In Praise of the Simple Chocolate Bundt Cake

When the fancier chocolate cakes disappoint, walk into the arms of a cake that just wants to be appreciated for what it is.
Top view of chocolate bundt cake on a white plate. One of our best bundt cake recipes.
Photo by Chelsea Kyle, Food Styling by Kat Boytsova

If I were in a romantic relationship with a cake, it'd be the chocolate bundt cake from the Zingerman's Bakehouse cookbook. This would be awkward, because once you met this cake, you'd want to date it, too. Luckily, cakes are designed to be shared.

In the past I've been interested in fancier chocolate cakes, most of them with lots of frosting and many layers. But they have almost always disappointed. Just as coffee has to live up to its aroma, a layer cake has to taste as good as it looks. But a good-looking chocolate layer cake is often too dry, too sweet, too bland, or swathed with a frosting that's chalky. For one or all of these reasons, it rarely tastes nearly as delicious as it appears.
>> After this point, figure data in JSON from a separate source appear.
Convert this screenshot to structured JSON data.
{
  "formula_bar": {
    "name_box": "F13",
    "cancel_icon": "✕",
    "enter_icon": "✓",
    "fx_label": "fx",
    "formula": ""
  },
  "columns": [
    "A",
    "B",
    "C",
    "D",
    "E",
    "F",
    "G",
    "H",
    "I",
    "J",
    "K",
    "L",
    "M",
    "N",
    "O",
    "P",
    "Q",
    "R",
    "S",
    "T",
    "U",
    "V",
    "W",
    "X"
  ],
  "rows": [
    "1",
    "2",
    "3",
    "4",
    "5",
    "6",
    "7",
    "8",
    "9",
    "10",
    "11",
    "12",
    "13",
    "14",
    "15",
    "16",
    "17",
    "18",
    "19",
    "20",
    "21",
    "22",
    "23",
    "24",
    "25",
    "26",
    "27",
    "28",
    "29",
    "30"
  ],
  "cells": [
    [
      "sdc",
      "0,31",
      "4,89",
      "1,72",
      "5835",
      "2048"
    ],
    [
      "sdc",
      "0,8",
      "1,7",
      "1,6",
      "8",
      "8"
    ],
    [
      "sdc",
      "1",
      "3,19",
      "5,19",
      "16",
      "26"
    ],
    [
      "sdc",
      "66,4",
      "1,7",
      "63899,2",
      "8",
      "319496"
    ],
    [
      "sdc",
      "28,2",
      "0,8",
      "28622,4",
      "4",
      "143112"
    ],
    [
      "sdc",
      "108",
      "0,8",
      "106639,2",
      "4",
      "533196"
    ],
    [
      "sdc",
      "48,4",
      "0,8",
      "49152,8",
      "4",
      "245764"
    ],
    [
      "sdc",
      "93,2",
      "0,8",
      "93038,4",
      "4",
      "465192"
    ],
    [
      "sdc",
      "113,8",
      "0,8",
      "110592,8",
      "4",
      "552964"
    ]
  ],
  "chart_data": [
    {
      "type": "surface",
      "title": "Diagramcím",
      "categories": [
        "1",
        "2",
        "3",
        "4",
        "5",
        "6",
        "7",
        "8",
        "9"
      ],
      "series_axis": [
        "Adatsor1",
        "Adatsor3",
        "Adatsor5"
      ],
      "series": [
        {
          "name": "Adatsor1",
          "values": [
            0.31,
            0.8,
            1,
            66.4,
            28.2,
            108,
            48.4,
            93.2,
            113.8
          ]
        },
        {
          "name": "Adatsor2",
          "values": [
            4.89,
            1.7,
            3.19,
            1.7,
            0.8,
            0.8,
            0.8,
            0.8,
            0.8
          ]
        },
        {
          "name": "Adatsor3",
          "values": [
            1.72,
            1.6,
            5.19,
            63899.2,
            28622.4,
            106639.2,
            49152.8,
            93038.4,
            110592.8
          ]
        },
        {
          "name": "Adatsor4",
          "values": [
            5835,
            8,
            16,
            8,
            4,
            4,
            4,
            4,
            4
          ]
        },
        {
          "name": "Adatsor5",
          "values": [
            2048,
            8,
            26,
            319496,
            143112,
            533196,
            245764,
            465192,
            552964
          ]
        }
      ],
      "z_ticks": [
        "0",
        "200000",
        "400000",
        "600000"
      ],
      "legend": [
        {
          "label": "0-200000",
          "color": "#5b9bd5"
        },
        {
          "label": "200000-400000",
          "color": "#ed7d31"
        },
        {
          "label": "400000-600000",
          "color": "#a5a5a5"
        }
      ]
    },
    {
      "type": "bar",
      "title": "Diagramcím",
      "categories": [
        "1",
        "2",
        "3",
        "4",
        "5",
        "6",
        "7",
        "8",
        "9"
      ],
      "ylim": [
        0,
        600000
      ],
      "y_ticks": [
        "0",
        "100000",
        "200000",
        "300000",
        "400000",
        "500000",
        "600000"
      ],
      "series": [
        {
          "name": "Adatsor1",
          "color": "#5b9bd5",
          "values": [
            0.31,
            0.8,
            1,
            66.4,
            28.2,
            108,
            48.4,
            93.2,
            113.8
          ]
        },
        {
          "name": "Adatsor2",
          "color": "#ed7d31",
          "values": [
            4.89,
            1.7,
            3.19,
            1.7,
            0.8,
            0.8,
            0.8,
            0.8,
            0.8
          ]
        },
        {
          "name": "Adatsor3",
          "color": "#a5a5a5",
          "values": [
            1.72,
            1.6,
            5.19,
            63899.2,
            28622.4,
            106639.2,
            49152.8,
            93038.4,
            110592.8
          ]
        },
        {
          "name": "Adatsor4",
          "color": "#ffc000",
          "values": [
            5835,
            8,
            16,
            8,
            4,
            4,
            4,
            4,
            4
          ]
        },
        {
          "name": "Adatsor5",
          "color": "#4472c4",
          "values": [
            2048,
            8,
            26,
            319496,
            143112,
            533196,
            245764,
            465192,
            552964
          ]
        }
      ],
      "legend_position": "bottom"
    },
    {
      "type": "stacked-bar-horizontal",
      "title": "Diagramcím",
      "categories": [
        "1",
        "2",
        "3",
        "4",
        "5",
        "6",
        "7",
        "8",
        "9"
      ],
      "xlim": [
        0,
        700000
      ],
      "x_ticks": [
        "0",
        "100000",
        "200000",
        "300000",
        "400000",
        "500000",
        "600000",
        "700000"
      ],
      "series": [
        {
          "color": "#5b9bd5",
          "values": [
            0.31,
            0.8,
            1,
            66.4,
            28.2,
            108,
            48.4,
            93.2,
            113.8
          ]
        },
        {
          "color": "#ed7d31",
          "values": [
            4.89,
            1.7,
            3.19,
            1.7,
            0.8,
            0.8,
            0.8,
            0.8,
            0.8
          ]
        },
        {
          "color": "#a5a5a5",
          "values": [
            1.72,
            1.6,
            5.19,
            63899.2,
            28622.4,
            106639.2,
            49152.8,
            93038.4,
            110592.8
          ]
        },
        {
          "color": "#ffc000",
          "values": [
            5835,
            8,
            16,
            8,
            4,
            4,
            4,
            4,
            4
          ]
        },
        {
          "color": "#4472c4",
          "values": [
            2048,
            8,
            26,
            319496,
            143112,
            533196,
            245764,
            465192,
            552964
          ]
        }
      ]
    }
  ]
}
The Hot Cocoa Cake (the proper name for this cake) avoids this fate by being a bundt cake. You can do various things to dress up a bundt cake—glaze it, use a crazy pan, even throw some flowers on it—but it will never be a special occasion cake. Bundts are plain-spoken, everyday cakes, always and forever. They're born that way. And that's why I'm smitten. I'm tired of cakes that drip or fall or get you drunk. Can a cake just be a cake?

Of course, you have to be careful with simple cakes like this. The absence of frosting means there's nothing for the cake to hide under. Be vigilant in testing the cake for doneness—even one minute too long in the oven will change the cake's character. (I should know—I've made it three times already.) That extra minute won't be a disaster—you'll still eat it—but it will take the cake from insane moistness (pudding-like, honestly) to something a little drier and unremarkable.

Put it this way: when perfectly cooked, you won't need anything on this cake. When overcooked, you'll reach for whipped cream.

There is one expectation that comes with the hot cocoa cake, and that is that it should taste like hot cocoa. Does it? Not really. Instead there's a tang from sour cream, and the very deep chocolate notes you get when you combine coffee and cocoa.

But I think the hot cocoa cake lives up to its name regardless. Eating a slice is soothing in a similar way to sipping a hot drink. Both feel apropos for a snow day; both are as relevant in the morning as they are at night. And if done right, both are much more satisfying than they look.